I've also been debating this: https://technicalwriting.dev/ai/agents/#gotta-keep-em-separa...

(Quoting from that post)

Arguments in favor of keeping them separated:

* Writing style. In agent docs, using all caps might be an effective way to emphasize a particular instruction. In internal eng docs, this might come off rude or distracting.

* Conciseness vs. completeness. In agent docs, you likely need to keep the content highly curated. If you put in too much content, you’ll blast through your API quotas quickly and will probably reduce LLM output quality.
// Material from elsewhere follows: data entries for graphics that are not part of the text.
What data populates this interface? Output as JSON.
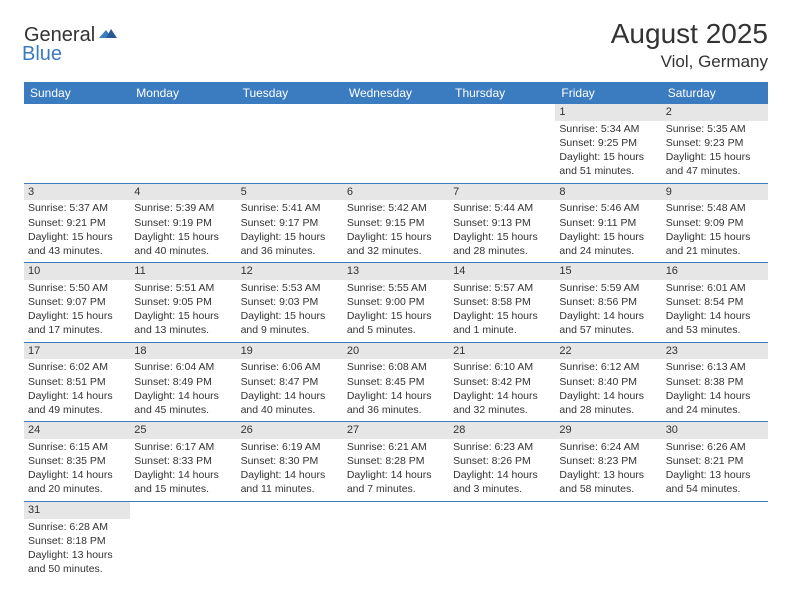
{
  "brand": {
    "text_general": "General",
    "text_blue": "Blue",
    "accent_color": "#3b7bbf"
  },
  "header": {
    "title": "August 2025",
    "location": "Viol, Germany"
  },
  "weekdays": [
    "Sunday",
    "Monday",
    "Tuesday",
    "Wednesday",
    "Thursday",
    "Friday",
    "Saturday"
  ],
  "colors": {
    "header_bg": "#3b7bbf",
    "header_text": "#ffffff",
    "daynum_bg": "#e6e6e6",
    "text": "#333333",
    "row_divider": "#3b7bbf"
  },
  "days": [
    {
      "num": "1",
      "sunrise": "Sunrise: 5:34 AM",
      "sunset": "Sunset: 9:25 PM",
      "daylight1": "Daylight: 15 hours",
      "daylight2": "and 51 minutes."
    },
    {
      "num": "2",
      "sunrise": "Sunrise: 5:35 AM",
      "sunset": "Sunset: 9:23 PM",
      "daylight1": "Daylight: 15 hours",
      "daylight2": "and 47 minutes."
    },
    {
      "num": "3",
      "sunrise": "Sunrise: 5:37 AM",
      "sunset": "Sunset: 9:21 PM",
      "daylight1": "Daylight: 15 hours",
      "daylight2": "and 43 minutes."
    },
    {
      "num": "4",
      "sunrise": "Sunrise: 5:39 AM",
      "sunset": "Sunset: 9:19 PM",
      "daylight1": "Daylight: 15 hours",
      "daylight2": "and 40 minutes."
    },
    {
      "num": "5",
      "sunrise": "Sunrise: 5:41 AM",
      "sunset": "Sunset: 9:17 PM",
      "daylight1": "Daylight: 15 hours",
      "daylight2": "and 36 minutes."
    },
    {
      "num": "6",
      "sunrise": "Sunrise: 5:42 AM",
      "sunset": "Sunset: 9:15 PM",
      "daylight1": "Daylight: 15 hours",
      "daylight2": "and 32 minutes."
    },
    {
      "num": "7",
      "sunrise": "Sunrise: 5:44 AM",
      "sunset": "Sunset: 9:13 PM",
      "daylight1": "Daylight: 15 hours",
      "daylight2": "and 28 minutes."
    },
    {
      "num": "8",
      "sunrise": "Sunrise: 5:46 AM",
      "sunset": "Sunset: 9:11 PM",
      "daylight1": "Daylight: 15 hours",
      "daylight2": "and 24 minutes."
    },
    {
      "num": "9",
      "sunrise": "Sunrise: 5:48 AM",
      "sunset": "Sunset: 9:09 PM",
      "daylight1": "Daylight: 15 hours",
      "daylight2": "and 21 minutes."
    },
    {
      "num": "10",
      "sunrise": "Sunrise: 5:50 AM",
      "sunset": "Sunset: 9:07 PM",
      "daylight1": "Daylight: 15 hours",
      "daylight2": "and 17 minutes."
    },
    {
      "num": "11",
      "sunrise": "Sunrise: 5:51 AM",
      "sunset": "Sunset: 9:05 PM",
      "daylight1": "Daylight: 15 hours",
      "daylight2": "and 13 minutes."
    },
    {
      "num": "12",
      "sunrise": "Sunrise: 5:53 AM",
      "sunset": "Sunset: 9:03 PM",
      "daylight1": "Daylight: 15 hours",
      "daylight2": "and 9 minutes."
    },
    {
      "num": "13",
      "sunrise": "Sunrise: 5:55 AM",
      "sunset": "Sunset: 9:00 PM",
      "daylight1": "Daylight: 15 hours",
      "daylight2": "and 5 minutes."
    },
    {
      "num": "14",
      "sunrise": "Sunrise: 5:57 AM",
      "sunset": "Sunset: 8:58 PM",
      "daylight1": "Daylight: 15 hours",
      "daylight2": "and 1 minute."
    },
    {
      "num": "15",
      "sunrise": "Sunrise: 5:59 AM",
      "sunset": "Sunset: 8:56 PM",
      "daylight1": "Daylight: 14 hours",
      "daylight2": "and 57 minutes."
    },
    {
      "num": "16",
      "sunrise": "Sunrise: 6:01 AM",
      "sunset": "Sunset: 8:54 PM",
      "daylight1": "Daylight: 14 hours",
      "daylight2": "and 53 minutes."
    },
    {
      "num": "17",
      "sunrise": "Sunrise: 6:02 AM",
      "sunset": "Sunset: 8:51 PM",
      "daylight1": "Daylight: 14 hours",
      "daylight2": "and 49 minutes."
    },
    {
      "num": "18",
      "sunrise": "Sunrise: 6:04 AM",
      "sunset": "Sunset: 8:49 PM",
      "daylight1": "Daylight: 14 hours",
      "daylight2": "and 45 minutes."
    },
    {
      "num": "19",
      "sunrise": "Sunrise: 6:06 AM",
      "sunset": "Sunset: 8:47 PM",
      "daylight1": "Daylight: 14 hours",
      "daylight2": "and 40 minutes."
    },
    {
      "num": "20",
      "sunrise": "Sunrise: 6:08 AM",
      "sunset": "Sunset: 8:45 PM",
      "daylight1": "Daylight: 14 hours",
      "daylight2": "and 36 minutes."
    },
    {
      "num": "21",
      "sunrise": "Sunrise: 6:10 AM",
      "sunset": "Sunset: 8:42 PM",
      "daylight1": "Daylight: 14 hours",
      "daylight2": "and 32 minutes."
    },
    {
      "num": "22",
      "sunrise": "Sunrise: 6:12 AM",
      "sunset": "Sunset: 8:40 PM",
      "daylight1": "Daylight: 14 hours",
      "daylight2": "and 28 minutes."
    },
    {
      "num": "23",
      "sunrise": "Sunrise: 6:13 AM",
      "sunset": "Sunset: 8:38 PM",
      "daylight1": "Daylight: 14 hours",
      "daylight2": "and 24 minutes."
    },
    {
      "num": "24",
      "sunrise": "Sunrise: 6:15 AM",
      "sunset": "Sunset: 8:35 PM",
      "daylight1": "Daylight: 14 hours",
      "daylight2": "and 20 minutes."
    },
    {
      "num": "25",
      "sunrise": "Sunrise: 6:17 AM",
      "sunset": "Sunset: 8:33 PM",
      "daylight1": "Daylight: 14 hours",
      "daylight2": "and 15 minutes."
    },
    {
      "num": "26",
      "sunrise": "Sunrise: 6:19 AM",
      "sunset": "Sunset: 8:30 PM",
      "daylight1": "Daylight: 14 hours",
      "daylight2": "and 11 minutes."
    },
    {
      "num": "27",
      "sunrise": "Sunrise: 6:21 AM",
      "sunset": "Sunset: 8:28 PM",
      "daylight1": "Daylight: 14 hours",
      "daylight2": "and 7 minutes."
    },
    {
      "num": "28",
      "sunrise": "Sunrise: 6:23 AM",
      "sunset": "Sunset: 8:26 PM",
      "daylight1": "Daylight: 14 hours",
      "daylight2": "and 3 minutes."
    },
    {
      "num": "29",
      "sunrise": "Sunrise: 6:24 AM",
      "sunset": "Sunset: 8:23 PM",
      "daylight1": "Daylight: 13 hours",
      "daylight2": "and 58 minutes."
    },
    {
      "num": "30",
      "sunrise": "Sunrise: 6:26 AM",
      "sunset": "Sunset: 8:21 PM",
      "daylight1": "Daylight: 13 hours",
      "daylight2": "and 54 minutes."
    },
    {
      "num": "31",
      "sunrise": "Sunrise: 6:28 AM",
      "sunset": "Sunset: 8:18 PM",
      "daylight1": "Daylight: 13 hours",
      "daylight2": "and 50 minutes."
    }
  ],
  "layout": {
    "first_weekday_index": 5,
    "total_days": 31
  }
}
In internal eng docs, we ideally aim for 100% completeness. I.e. every important design decision, API reference, workflow, etc. is documented somewhere.

* Differing knowledge needs. The information that LLMs need help with is not the same as the information that human engineers need help with. For example, Gemini 2.5 Pro has pretty good built-in awareness of Pigweed’s C++ Style Guide. I tested that assertion by invoking the Gemini API and instructing it Recite the Pigweed C++ Guide in its entirety. It did not recite in full, but it gave a detailed summary of all the points. So the Gemini 2.5 Pro API was either trained on the style guide, or it’s able to retrieve the style guide when needed. Therefore, it’s not necessary to include the full style guide as AGENTS.md context. (Credit to Keir Mierle for this idea.)

Arguments against:

* Duplication. Conceptually, agent docs are a subset of internal eng docs. The underlying goal is the same. You’re documenting workflows and knowledge that’s important to the team. But now you need to maintain that same information in two different doc sets.
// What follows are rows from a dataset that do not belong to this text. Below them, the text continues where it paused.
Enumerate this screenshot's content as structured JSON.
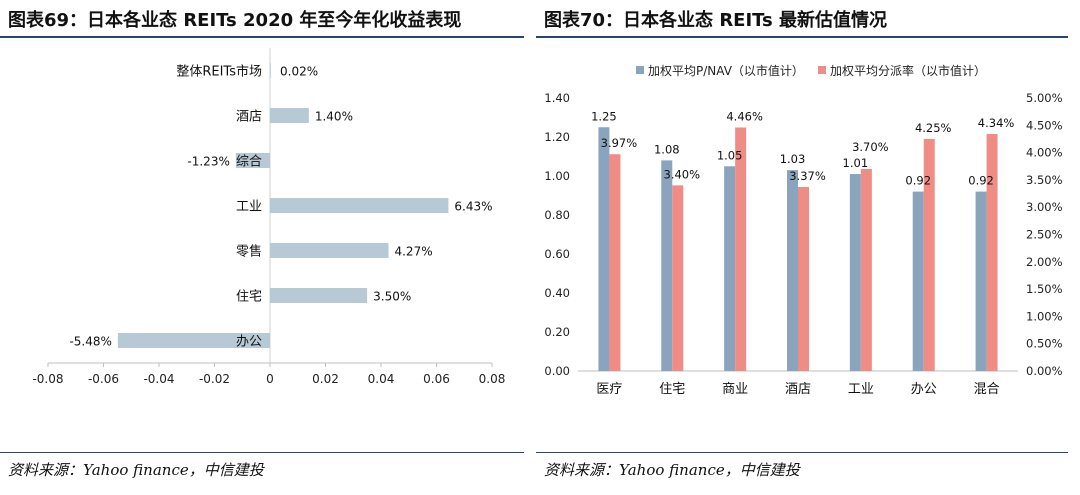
{
  "left": {
    "title": "图表69：日本各业态 REITs 2020 年至今年化收益表现",
    "source": "资料来源：Yahoo finance，中信建投",
    "chart_data": {
      "type": "bar",
      "orientation": "horizontal",
      "categories": [
        "整体REITs市场",
        "酒店",
        "综合",
        "工业",
        "零售",
        "住宅",
        "办公"
      ],
      "values": [
        0.0002,
        0.014,
        -0.0123,
        0.0643,
        0.0427,
        0.035,
        -0.0548
      ],
      "data_labels": [
        "0.02%",
        "1.40%",
        "-1.23%",
        "6.43%",
        "4.27%",
        "3.50%",
        "-5.48%"
      ],
      "xlim": [
        -0.08,
        0.08
      ],
      "xticks": [
        -0.08,
        -0.06,
        -0.04,
        -0.02,
        0,
        0.02,
        0.04,
        0.06,
        0.08
      ],
      "xtick_labels": [
        "-0.08",
        "-0.06",
        "-0.04",
        "-0.02",
        "0",
        "0.02",
        "0.04",
        "0.06",
        "0.08"
      ],
      "grid": false,
      "bar_color": "#b8c9d6"
    }
  },
  "right": {
    "title": "图表70：日本各业态 REITs 最新估值情况",
    "source": "资料来源：Yahoo finance，中信建投",
    "chart_data": {
      "type": "bar",
      "categories": [
        "医疗",
        "住宅",
        "商业",
        "酒店",
        "工业",
        "办公",
        "混合"
      ],
      "series": [
        {
          "name": "加权平均P/NAV（以市值计）",
          "axis": "left",
          "color": "#8aa4be",
          "values": [
            1.25,
            1.08,
            1.05,
            1.03,
            1.01,
            0.92,
            0.92
          ],
          "labels": [
            "1.25",
            "1.08",
            "1.05",
            "1.03",
            "1.01",
            "0.92",
            "0.92"
          ]
        },
        {
          "name": "加权平均分派率（以市值计）",
          "axis": "right",
          "color": "#f08c86",
          "values": [
            0.0397,
            0.034,
            0.0446,
            0.0337,
            0.037,
            0.0425,
            0.0434
          ],
          "labels": [
            "3.97%",
            "3.40%",
            "4.46%",
            "3.37%",
            "3.70%",
            "4.25%",
            "4.34%"
          ]
        }
      ],
      "ylim_left": [
        0,
        1.4
      ],
      "yticks_left": [
        "0.00",
        "0.20",
        "0.40",
        "0.60",
        "0.80",
        "1.00",
        "1.20",
        "1.40"
      ],
      "ylim_right": [
        0,
        0.05
      ],
      "yticks_right": [
        "0.00%",
        "0.50%",
        "1.00%",
        "1.50%",
        "2.00%",
        "2.50%",
        "3.00%",
        "3.50%",
        "4.00%",
        "4.50%",
        "5.00%"
      ],
      "legend": "top",
      "grid": false
    }
  }
}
> Writing style. In agent docs, using all caps might be an effective way to emphasize a particular instruction. In internal eng docs, this might come off rude or distracting.
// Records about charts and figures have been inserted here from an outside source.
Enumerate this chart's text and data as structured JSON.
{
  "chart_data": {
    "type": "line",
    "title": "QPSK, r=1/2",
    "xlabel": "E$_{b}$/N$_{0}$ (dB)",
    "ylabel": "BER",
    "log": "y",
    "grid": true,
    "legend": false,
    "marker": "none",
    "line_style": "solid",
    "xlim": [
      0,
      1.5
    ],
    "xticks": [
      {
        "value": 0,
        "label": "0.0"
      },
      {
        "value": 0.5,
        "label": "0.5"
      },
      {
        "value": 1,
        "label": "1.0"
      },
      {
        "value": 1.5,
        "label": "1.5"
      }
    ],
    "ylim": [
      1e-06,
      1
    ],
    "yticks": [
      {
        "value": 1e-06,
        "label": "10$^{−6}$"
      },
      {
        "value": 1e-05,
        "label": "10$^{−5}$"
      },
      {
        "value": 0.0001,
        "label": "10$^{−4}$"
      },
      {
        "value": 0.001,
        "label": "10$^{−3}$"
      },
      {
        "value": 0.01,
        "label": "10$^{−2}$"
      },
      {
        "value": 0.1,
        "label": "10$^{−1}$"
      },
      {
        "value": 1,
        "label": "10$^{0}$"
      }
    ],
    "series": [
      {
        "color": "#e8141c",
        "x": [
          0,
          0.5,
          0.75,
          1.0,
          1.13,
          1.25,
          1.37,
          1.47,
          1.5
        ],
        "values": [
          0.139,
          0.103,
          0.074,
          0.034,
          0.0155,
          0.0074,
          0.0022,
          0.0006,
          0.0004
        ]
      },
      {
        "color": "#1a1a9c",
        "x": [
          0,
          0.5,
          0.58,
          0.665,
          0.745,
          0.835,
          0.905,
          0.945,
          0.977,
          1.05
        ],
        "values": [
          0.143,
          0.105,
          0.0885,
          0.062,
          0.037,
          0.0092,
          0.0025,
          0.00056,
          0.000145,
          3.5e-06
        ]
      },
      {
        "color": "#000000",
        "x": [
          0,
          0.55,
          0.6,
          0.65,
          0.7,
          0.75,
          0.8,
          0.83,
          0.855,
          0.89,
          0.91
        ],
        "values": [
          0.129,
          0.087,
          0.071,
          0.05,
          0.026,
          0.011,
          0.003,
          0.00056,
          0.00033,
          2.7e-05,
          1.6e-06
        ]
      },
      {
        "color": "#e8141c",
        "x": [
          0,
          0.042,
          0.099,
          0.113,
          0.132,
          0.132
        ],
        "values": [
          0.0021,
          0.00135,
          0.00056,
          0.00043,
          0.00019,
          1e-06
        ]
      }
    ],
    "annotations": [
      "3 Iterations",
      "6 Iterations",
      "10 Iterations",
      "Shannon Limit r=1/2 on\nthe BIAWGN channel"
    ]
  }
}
To pile on to this, an agent needs to see "ABSOLUTELY NEVER do suchandsuch" to not do suchandsuch, but still has a pretty fair chance of doing it by accident. A talented human seeing "ABSOLUTELY NEVER do suchandsuch" will interpret this to mean there are consequences to doing suchandsuch, like being fired or causing production downtime. So the same message will be received differently by the different types of readers.

  • Negative assertions can lead to unwanted weights in the context.

    I've found positive assertions to be more predictable.

    • This. When doing Stable Diffusion, I have noticed this as well. Adding negatives can sometimes lead to the opposite results.

      From what I can tell, if you say "no computers" for example (ie adding computer as negative), you are setting the scene for something like "where there should be computer, there is not".

      I can't better describe this phenomenom, only that it can completely change the output in unexpected unwanted ways.

      AB - B = AC

Using all caps will actually cause GPT-5 to not function effectively. Have a look at the GPT-5 tuning documentation for coding.